Synergistic Effect of Quercetin and Cobalt Ferrite-Graphene Oxide-Based Hyperthermia to Inhibit Expression of Heat Shock Proteins and Induce Apoptosis in Breast Cancer Cells

Combinatorial medicine includes promising therapeutic methods for diseases such as cancer, whereby various biochemical and physical agents are simultaneously used to remove tumors. For example, the effectiveness of hyperthermia as a new technique for cancer therapy, can be enhanced, if it is combined with chemical compounds. Herein, the influence of quercetin as a heat shock protein (HSP) inhibitor on the efficiency of cobalt ferrite-graphene oxide (CoFe2O4-GO) nanoparticles-based hyperthermia was investigated in an in vitro study.

Firstly, the surface of graphene sheets was decorated with CoFe2O4 nanoparticles (5-8 nm) and assayed using transmission electron microscopy (TEM), vibrating-sample magnetometer (VSM) and X-ray diffraction (XRD). The cytotoxic effect of the corresponding co-implementation was then examined in MCF7 cell line with or without hyperthermia by (3-(4,5-dimethyl thiazolyl-2)-2,5-diphenyltetrazolium bromide) (MTT) test for 24, 48 and 72 hrs. In addition, the expression of Bax, Bcl2 and HSP70 genes and the production of radicals were evaluated by Real-Time PCR and DPPH (2,2-diphenyl-1-picrylhydrazyl) assays respectively.

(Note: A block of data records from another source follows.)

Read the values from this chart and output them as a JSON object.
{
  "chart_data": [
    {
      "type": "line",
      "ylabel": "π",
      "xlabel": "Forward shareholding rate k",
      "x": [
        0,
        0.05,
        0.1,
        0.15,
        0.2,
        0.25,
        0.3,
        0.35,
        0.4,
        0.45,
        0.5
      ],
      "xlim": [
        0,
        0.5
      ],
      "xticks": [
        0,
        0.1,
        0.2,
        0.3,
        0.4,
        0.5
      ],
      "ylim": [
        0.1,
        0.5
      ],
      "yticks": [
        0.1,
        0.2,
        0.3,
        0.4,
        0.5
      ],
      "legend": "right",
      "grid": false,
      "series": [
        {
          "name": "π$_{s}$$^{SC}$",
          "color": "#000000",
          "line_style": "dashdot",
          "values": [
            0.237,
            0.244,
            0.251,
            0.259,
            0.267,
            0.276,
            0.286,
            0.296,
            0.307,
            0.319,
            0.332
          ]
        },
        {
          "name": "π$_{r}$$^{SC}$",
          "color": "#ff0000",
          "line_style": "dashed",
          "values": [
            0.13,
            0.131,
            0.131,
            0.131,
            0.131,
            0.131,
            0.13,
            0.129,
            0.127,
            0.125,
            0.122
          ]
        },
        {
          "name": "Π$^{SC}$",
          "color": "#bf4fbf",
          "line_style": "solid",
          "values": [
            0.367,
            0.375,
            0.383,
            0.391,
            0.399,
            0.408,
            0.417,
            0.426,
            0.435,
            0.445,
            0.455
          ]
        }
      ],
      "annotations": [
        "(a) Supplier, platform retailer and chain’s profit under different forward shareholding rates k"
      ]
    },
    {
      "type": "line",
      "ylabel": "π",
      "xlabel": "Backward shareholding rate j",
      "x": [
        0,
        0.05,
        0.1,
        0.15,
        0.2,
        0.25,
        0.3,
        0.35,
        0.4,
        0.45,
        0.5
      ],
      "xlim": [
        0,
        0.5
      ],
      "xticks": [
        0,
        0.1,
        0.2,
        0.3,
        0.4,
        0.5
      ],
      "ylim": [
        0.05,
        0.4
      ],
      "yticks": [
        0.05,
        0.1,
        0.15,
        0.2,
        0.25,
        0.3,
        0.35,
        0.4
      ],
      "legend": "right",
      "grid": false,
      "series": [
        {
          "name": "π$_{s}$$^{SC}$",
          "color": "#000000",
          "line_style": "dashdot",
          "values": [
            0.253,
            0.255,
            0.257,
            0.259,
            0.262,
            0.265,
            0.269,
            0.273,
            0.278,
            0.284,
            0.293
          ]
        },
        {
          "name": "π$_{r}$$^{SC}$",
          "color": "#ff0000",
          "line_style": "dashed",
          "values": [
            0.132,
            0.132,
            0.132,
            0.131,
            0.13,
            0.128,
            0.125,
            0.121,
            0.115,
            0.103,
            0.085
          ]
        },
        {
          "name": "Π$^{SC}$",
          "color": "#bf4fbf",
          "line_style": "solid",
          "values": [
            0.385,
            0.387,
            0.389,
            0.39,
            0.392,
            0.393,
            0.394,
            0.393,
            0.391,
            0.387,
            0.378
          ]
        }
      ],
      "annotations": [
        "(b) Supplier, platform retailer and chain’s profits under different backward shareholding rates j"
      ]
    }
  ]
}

The study showed that the doses associated with the IC50 points for quercetin and the CoFe2O4-GO nanocomposite were 0.02 mg/ml and 0.001 g/ml, respectively. The results showed that the simultaneous treatment of the cancer cells with quercetin, the nanocomposite, and hyperthermia significantly improves the cytotoxicity effect, increases the expression of Bax gene and down-regulates HSP70 and Bcl2 genes. In addition, the greatest attenuation of DPPH free radicals was observed in the corresponding group.

The hybrid treatment of quercetin and the nanoparticle in the presence of hyperthermia could be considered as a promising approach for cancer therapy with minor side effects.